Zahlreiche Neu-Anspacher haben sich am Samstag in der Kleeblattstadt versammelt, um dem doch arg gerupften Neu-Anspacher Wald zu helfen. © fms

Deutlich mehr als 80 Personen engagieren sich bei Waldschutzprojekt. Gute Werbung und strategische Partner sind Gründe dafür.

Das Waldschutzprojekt Waldliebe hatte am Samstag zu einem ersten von sechs Aktionstagen aufgerufen. Und wenn es so weitergeht, dann wird daraus noch eine Bürgerbewegung. Treffpunkt war der Anspacher Festplatz.

10 Uhr war angesetzt. Und wer um diese Zeit mit dem Pkw ankam, der musste die raren Parkplätze suchen. Keine Probleme indes hatte der Fahrradfahrer, der zur vollen Stunde ebenfalls in die Zufahrt einbog, ausgestattet mit einem Rucksack auf dem Rücken, aus dem der Griff einer Greifzange herausragte. Sie verriet, welcher Gruppe er sich anschließen würde: der Müllsammelgruppe.

Uniforme T-Shirts für den Teamgeist

„Rund 80 Personen haben sich angemeldet“, sagte Bernd Reuter, Vorsitzender des Waldfördervereins. Wer grob die Köpfe überflog, der kam zu einer noch höheren Zahl von Aktiven. Groß und Klein, Alt und Jung, Familien, Männergruppen, sie alle wollten mithelfen, dem Wald seine alte Pracht zurückzugeben, die ihm der Borkenkäfer und andere Kalamitäten in den vergangenen Jahren genommen hatten.

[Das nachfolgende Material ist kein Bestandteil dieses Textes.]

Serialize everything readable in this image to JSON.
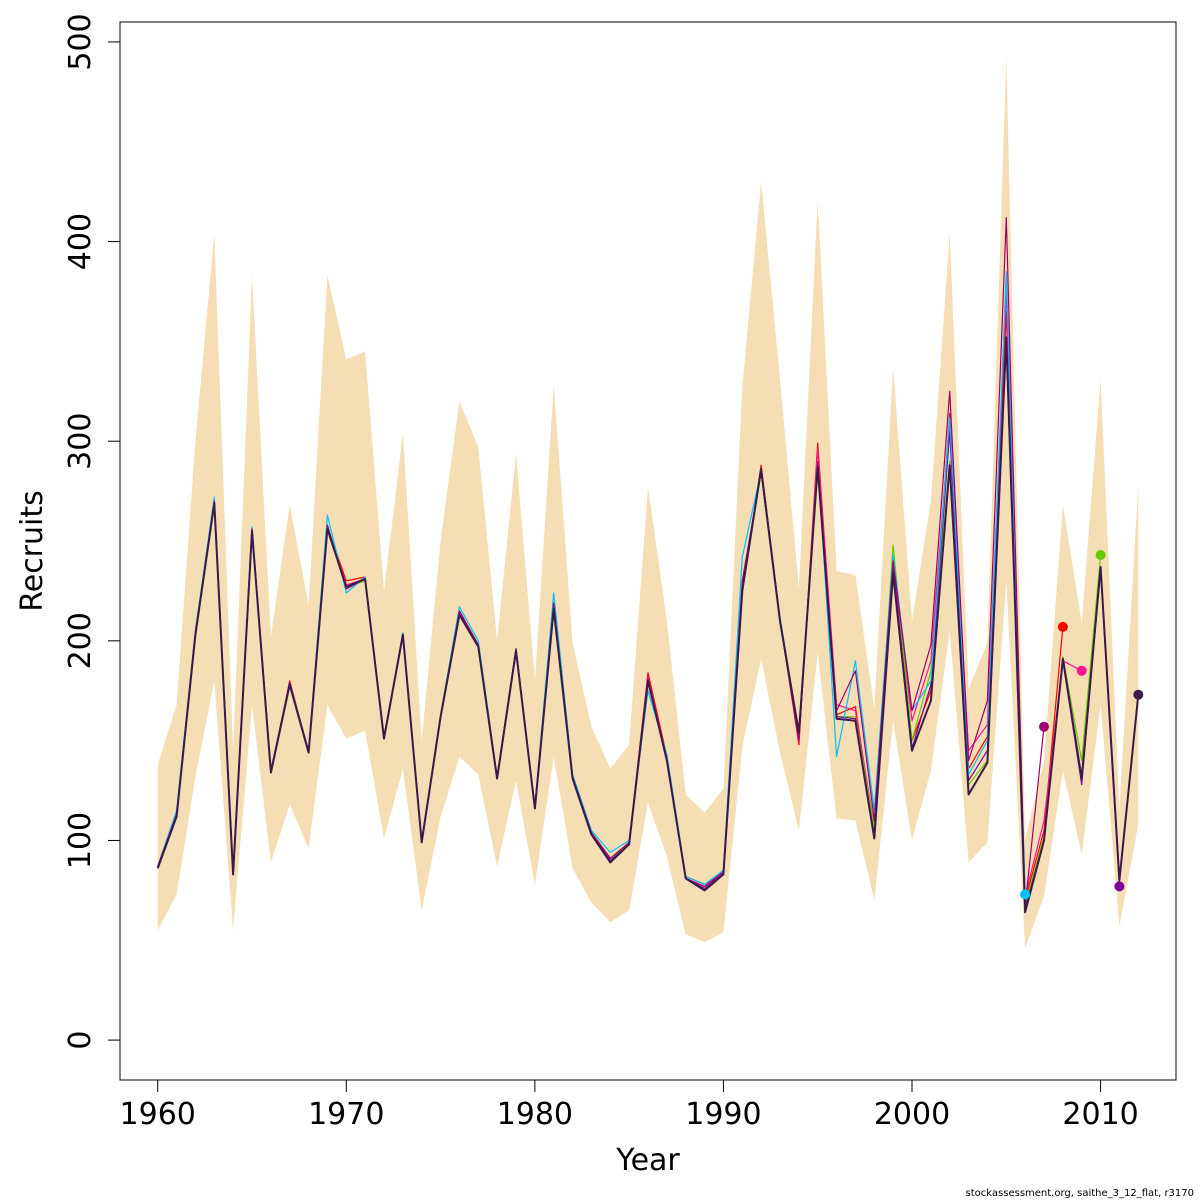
{
  "chart_data": {
    "type": "line",
    "xlabel": "Year",
    "ylabel": "Recruits",
    "xlim": [
      1958,
      2014
    ],
    "ylim": [
      -20,
      510
    ],
    "x_ticks": [
      1960,
      1970,
      1980,
      1990,
      2000,
      2010
    ],
    "y_ticks": [
      0,
      100,
      200,
      300,
      400,
      500
    ],
    "grid": false,
    "legend": "none",
    "band_color": "#f5deb3",
    "footer": "stockassessment.org, saithe_3_12_flat, r3170",
    "band": {
      "x": [
        1960,
        1961,
        1962,
        1963,
        1964,
        1965,
        1966,
        1967,
        1968,
        1969,
        1970,
        1971,
        1972,
        1973,
        1974,
        1975,
        1976,
        1977,
        1978,
        1979,
        1980,
        1981,
        1982,
        1983,
        1984,
        1985,
        1986,
        1987,
        1988,
        1989,
        1990,
        1991,
        1992,
        1993,
        1994,
        1995,
        1996,
        1997,
        1998,
        1999,
        2000,
        2001,
        2002,
        2003,
        2004,
        2005,
        2006,
        2007,
        2008,
        2009,
        2010,
        2011,
        2012
      ],
      "upper": [
        138,
        168,
        300,
        404,
        145,
        383,
        202,
        268,
        218,
        383,
        341,
        345,
        225,
        304,
        150,
        250,
        320,
        297,
        200,
        294,
        180,
        328,
        199,
        157,
        136,
        148,
        277,
        210,
        123,
        114,
        126,
        327,
        430,
        331,
        226,
        421,
        235,
        233,
        166,
        337,
        210,
        270,
        404,
        176,
        199,
        493,
        100,
        140,
        268,
        209,
        331,
        116,
        278
      ],
      "lower": [
        55,
        73,
        132,
        180,
        55,
        168,
        89,
        118,
        96,
        168,
        151,
        155,
        101,
        136,
        65,
        112,
        142,
        133,
        87,
        130,
        78,
        142,
        86,
        69,
        59,
        65,
        119,
        92,
        53,
        49,
        54,
        147,
        191,
        144,
        105,
        194,
        111,
        110,
        70,
        160,
        100,
        135,
        205,
        89,
        99,
        230,
        46,
        72,
        135,
        93,
        168,
        57,
        108
      ]
    },
    "series": [
      {
        "color": "#ff0000",
        "end_year": 2008,
        "values": [
          87,
          114,
          205,
          268,
          84,
          256,
          134,
          180,
          144,
          257,
          230,
          232,
          151,
          204,
          99,
          163,
          214,
          198,
          131,
          196,
          116,
          217,
          132,
          104,
          91,
          99,
          184,
          142,
          81,
          77,
          85,
          225,
          288,
          211,
          148,
          299,
          163,
          167,
          104,
          236,
          150,
          175,
          314,
          136,
          152,
          365,
          70,
          105,
          207
        ]
      },
      {
        "color": "#ff1493",
        "end_year": 2009,
        "values": [
          87,
          113,
          204,
          269,
          84,
          256,
          135,
          179,
          145,
          257,
          228,
          231,
          152,
          203,
          100,
          162,
          215,
          198,
          132,
          195,
          117,
          216,
          132,
          103,
          91,
          98,
          182,
          141,
          82,
          78,
          84,
          226,
          286,
          210,
          150,
          296,
          168,
          165,
          107,
          238,
          160,
          190,
          310,
          145,
          158,
          375,
          72,
          110,
          190,
          185
        ]
      },
      {
        "color": "#66cc00",
        "end_year": 2010,
        "values": [
          87,
          112,
          203,
          270,
          83,
          255,
          134,
          178,
          145,
          258,
          227,
          230,
          151,
          203,
          99,
          163,
          214,
          197,
          132,
          196,
          116,
          218,
          131,
          104,
          91,
          98,
          180,
          140,
          81,
          77,
          84,
          228,
          284,
          209,
          152,
          290,
          162,
          162,
          106,
          248,
          150,
          185,
          290,
          128,
          140,
          352,
          68,
          102,
          192,
          140,
          243
        ]
      },
      {
        "color": "#7b0099",
        "end_year": 2011,
        "values": [
          87,
          113,
          204,
          270,
          84,
          256,
          135,
          179,
          144,
          257,
          226,
          231,
          151,
          203,
          99,
          162,
          214,
          197,
          131,
          196,
          116,
          216,
          131,
          103,
          90,
          98,
          181,
          140,
          81,
          76,
          84,
          226,
          285,
          210,
          153,
          288,
          162,
          161,
          102,
          236,
          146,
          178,
          305,
          130,
          145,
          350,
          66,
          100,
          190,
          128,
          236,
          77
        ]
      },
      {
        "color": "#00bfff",
        "end_year": 2006,
        "values": [
          87,
          115,
          205,
          272,
          84,
          257,
          135,
          179,
          145,
          263,
          224,
          232,
          152,
          204,
          100,
          163,
          217,
          200,
          132,
          196,
          117,
          224,
          133,
          105,
          94,
          100,
          175,
          143,
          82,
          78,
          85,
          242,
          285,
          212,
          153,
          290,
          142,
          190,
          115,
          243,
          165,
          180,
          312,
          133,
          150,
          385,
          73
        ]
      },
      {
        "color": "#a0006e",
        "end_year": 2007,
        "values": [
          87,
          113,
          204,
          270,
          84,
          256,
          135,
          179,
          145,
          258,
          226,
          231,
          152,
          203,
          100,
          162,
          215,
          198,
          132,
          196,
          116,
          219,
          132,
          104,
          91,
          99,
          180,
          141,
          81,
          77,
          84,
          230,
          285,
          210,
          150,
          290,
          165,
          185,
          110,
          240,
          165,
          198,
          325,
          140,
          170,
          412,
          67,
          157
        ]
      },
      {
        "color": "#3a1a4a",
        "end_year": 2012,
        "values": [
          86,
          112,
          203,
          269,
          83,
          255,
          134,
          178,
          144,
          256,
          227,
          231,
          151,
          203,
          99,
          162,
          213,
          197,
          131,
          195,
          116,
          216,
          131,
          103,
          89,
          98,
          180,
          140,
          81,
          75,
          83,
          225,
          286,
          210,
          154,
          287,
          161,
          160,
          101,
          234,
          145,
          170,
          288,
          123,
          139,
          352,
          64,
          100,
          191,
          131,
          237,
          80,
          173
        ]
      }
    ]
  }
}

Ein Anblick, der vermutlich aus jedem zweiten Wohnzimmer der Kleeblattstadt beim Blick auf den Taunuskamm sichtbar ist. Neu-Anspachs Bürgermeister Thomas Pauli (SPD) war übrigens ebenfalls im Einsatz für den Wald, vor allem aber sein Revierleiter Christoph Waehlert.

Ein solcher Anblick mag Motivation sein mit anzupacken, jedoch macht der Waldliebeverein geschickt Werbung für seine „Feldzüge“. Und er hat strategische Partner, wie Reuter sie nennt, dazu gehört die Firma Gudeco, die auch diesmal wieder dabei war und die Teilnehmer aus einem Lieferwagen heraus ausrüstete: Jeder bekam einen Einkaufsbeutel für Obst und Gemüse. Er war gefüllt mit einer Flasche Wasser, gespendet von Edeka, mit Waldliebe-Brötchen von der Bäckerei Ernst sowie nützlichen Giveaways der Firma Gudeco. Aber das war noch nicht alles: Nun sind die Waldliebe-Akteure und Helfer sogar mit einheitlichen T-Shirts in Waldgrün und mit dem Waldliebe-Logo auf Bauch und Brust uniformiert, und das wiederum stärkt den Teamgeist noch einmal gewaltig.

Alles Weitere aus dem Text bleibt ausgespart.